Substantial evidence supports the Commission's decision. Appellant does not refute the fact that she had previous problems with her back; however, there are no signs of a new injury. There were several MRIs performed for this problem, some prior to the incident on December 2, 2002. The first MRI in the record was performed April 3, 2000, after complaints of right leg pain. The MRI showed mild volume loss consistent with degenerative disc disease at L5-S1. The MRI performed on April 29, 2002, was performed as a result of complaints about low back pain and "left leg pain and numbness." It showed evidence of disc desiccation with a slight central disc bulge at L5-S1. No significant abnormalities were found at L3-4. It also showed a mild broad based bulge of the annulus at L4-5, without evidence of disc herniation or disc desiccation. Dr. Sunder Krishnan noted in a letter to Dr. Thomas Moore, dated May 15, 2002, that in his review of these MRIs, "no new changes have been noted. There is definitely evidence of annular tear at the L5/S1 level."

Although the record evidences medical reports from January 26 and March 30, 2000, where appellant made complaints of pain on her right side, no other complaints of right side pain are found in the medical records until it was mentioned in February 20, 2003, when another MRI was performed. The results of the February 2003 MRI indicated an annular tear at L5-S1; a moderate degree of facet arthropathy and degenerative changes at L5-S1; and a mild disc bulge at L4-5. In the "Findings" of the February 2003 MRI, it states as follows: "Examination from 4/29/02 is available and direct comparison is made for all levels in the lumbar spine, specifically L5-S1. There has been no significant interval changes." However, the February 2003 MRI report also indicated a mild diffuse disc bulge present at L3-4 and at L4-5. Although the bulge at L4-5 had been mentioned previously, the bulge at L3-4 wasa new finding. In the April 2002 MRI, no significant abnormalities were found at L3-4. Nevertheless, the mild central canal narrowing at L3-4 was attributed to "bulging discs and facet arthropathy superimposed on congenitally short pedicles," which the Commission interpreted as degenerative.1 The Commission has the duty to use its expertise to determine the soundness of medical evidence and to translate it into findings of fact. Hamilton v. Gregory Trucking, ___ Ark. App. ___, ___ S.W.3d ___ (Mar. 16, 2005).
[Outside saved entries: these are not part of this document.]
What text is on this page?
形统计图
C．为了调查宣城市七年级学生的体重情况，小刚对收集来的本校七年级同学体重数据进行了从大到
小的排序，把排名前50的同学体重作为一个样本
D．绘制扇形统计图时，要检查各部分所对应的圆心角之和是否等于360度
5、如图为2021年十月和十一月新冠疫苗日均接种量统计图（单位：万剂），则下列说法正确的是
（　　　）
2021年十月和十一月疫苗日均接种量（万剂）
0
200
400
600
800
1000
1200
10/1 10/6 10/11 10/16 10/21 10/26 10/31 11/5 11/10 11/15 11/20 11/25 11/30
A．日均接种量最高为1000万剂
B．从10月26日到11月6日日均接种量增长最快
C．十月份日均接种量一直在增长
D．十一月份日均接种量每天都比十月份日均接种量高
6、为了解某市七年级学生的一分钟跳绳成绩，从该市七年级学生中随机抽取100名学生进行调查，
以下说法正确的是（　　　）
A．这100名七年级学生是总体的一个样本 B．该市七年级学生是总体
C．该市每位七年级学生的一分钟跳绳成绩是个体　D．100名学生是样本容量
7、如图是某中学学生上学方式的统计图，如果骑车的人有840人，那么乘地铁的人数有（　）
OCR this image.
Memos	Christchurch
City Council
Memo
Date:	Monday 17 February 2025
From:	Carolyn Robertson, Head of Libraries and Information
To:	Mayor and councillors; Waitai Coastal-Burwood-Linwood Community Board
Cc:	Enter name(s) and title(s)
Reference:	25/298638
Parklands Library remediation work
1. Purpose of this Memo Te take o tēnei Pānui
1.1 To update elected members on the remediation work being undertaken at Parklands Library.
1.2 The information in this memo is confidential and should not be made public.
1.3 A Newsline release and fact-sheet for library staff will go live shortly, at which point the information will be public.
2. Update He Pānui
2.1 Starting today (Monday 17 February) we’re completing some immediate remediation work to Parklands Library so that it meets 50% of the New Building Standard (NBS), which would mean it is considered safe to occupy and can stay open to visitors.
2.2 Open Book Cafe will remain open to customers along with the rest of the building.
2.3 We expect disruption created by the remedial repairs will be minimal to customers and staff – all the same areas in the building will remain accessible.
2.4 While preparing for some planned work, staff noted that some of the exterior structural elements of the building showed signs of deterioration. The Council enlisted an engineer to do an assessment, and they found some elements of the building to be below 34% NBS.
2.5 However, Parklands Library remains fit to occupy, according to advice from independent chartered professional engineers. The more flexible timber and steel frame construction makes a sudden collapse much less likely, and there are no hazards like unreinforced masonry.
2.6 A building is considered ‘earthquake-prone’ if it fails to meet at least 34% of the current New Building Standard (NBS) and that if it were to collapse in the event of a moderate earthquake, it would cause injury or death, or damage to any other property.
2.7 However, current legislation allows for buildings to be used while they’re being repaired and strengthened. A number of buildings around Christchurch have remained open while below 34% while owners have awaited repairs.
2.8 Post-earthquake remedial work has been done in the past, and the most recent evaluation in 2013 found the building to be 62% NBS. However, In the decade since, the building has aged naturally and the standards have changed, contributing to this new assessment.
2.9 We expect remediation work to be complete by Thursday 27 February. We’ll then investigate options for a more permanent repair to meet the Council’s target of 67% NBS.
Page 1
As substantial evidence supports the decision of the Commission, we affirm.

Affirmed.

Gladwin and Baker, JJ., agree.

1 Congenital means "existing at, and usually before birth; referring to conditions that are present at birth, regardless of their causation." The Sloane-Dorland Annotated Medical-Legal Dictionary 160 (1987). Pedicle refers to "a footlike, stemlike, or narrow basal part or structure, as the stalk by which a nonsessile tumor is attached to normal tissue, or the narrow strip of flap tissue through which it receives its blood supply." The Sloane-Dorland Annotated Medical-Legal Dictionary 536 (1987).